A despeito de incontestáveis avanços, a utilização desenfreada dos recursos desenvolvidos tem também seus “efeitos colaterais”. A distinção entre saúde e doença sempre foi um desafio fundamental na Medicina. Uma grande preocupação é não deixar de identificar uma determinada doença, evitando problemas de subdiagnóstico e subtratamento. Isso foi apoiado por essas novas tecnologias. No entanto, agora estamos sendo confrontados com o outro lado da moeda, isto é, o risco de muitos atos, ações e intervenções médicas na vida das pessoas. Muitos diagnósticos desnecessários de condições silenciosas que não evoluiriam caso não fossem descobertos.
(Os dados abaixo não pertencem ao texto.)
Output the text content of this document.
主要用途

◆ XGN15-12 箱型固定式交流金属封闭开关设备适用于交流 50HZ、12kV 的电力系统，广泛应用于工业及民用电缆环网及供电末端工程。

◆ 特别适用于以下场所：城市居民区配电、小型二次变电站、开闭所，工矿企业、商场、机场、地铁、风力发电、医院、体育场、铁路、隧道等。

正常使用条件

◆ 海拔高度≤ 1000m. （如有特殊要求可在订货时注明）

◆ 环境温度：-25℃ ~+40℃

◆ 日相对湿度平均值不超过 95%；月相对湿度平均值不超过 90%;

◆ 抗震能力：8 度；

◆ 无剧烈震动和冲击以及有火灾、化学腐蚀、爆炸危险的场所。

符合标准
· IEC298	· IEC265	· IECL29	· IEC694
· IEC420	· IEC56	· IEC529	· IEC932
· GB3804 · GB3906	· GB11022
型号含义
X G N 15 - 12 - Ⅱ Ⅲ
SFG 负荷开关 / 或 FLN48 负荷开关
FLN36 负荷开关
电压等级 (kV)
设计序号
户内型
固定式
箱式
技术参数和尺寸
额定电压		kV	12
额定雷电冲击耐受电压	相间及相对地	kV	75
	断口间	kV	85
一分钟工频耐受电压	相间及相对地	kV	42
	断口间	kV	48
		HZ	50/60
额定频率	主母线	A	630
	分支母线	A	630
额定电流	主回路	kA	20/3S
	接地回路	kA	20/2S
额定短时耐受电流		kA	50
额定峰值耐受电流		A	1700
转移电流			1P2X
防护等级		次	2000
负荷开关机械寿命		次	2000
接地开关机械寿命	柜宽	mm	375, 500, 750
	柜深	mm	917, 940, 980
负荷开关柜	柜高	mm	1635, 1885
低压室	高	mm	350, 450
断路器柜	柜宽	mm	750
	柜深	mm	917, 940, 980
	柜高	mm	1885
Encontrar um equilíbrio entre fazer rastreamento universal de muitos tipos de problemas de saúde e a sequela de tratamentos em excesso pode, em alguns casos, ser mais de risco que a própria doença e vem sendo discutido amplamente hoje em dia na comunidade médica o ponto de equilíbrio da melhor prática a ser adotada.

Na medicina atual nem sempre mais intervenção (exames, cirurgias, medicamentos) é o melhor a ser feito. Pacientes e médicos podem trabalhar juntos para buscar assistência que melhore os resultados da saúde, ao mesmo tempo em que se minimizam danos de intervenções desnecessárias.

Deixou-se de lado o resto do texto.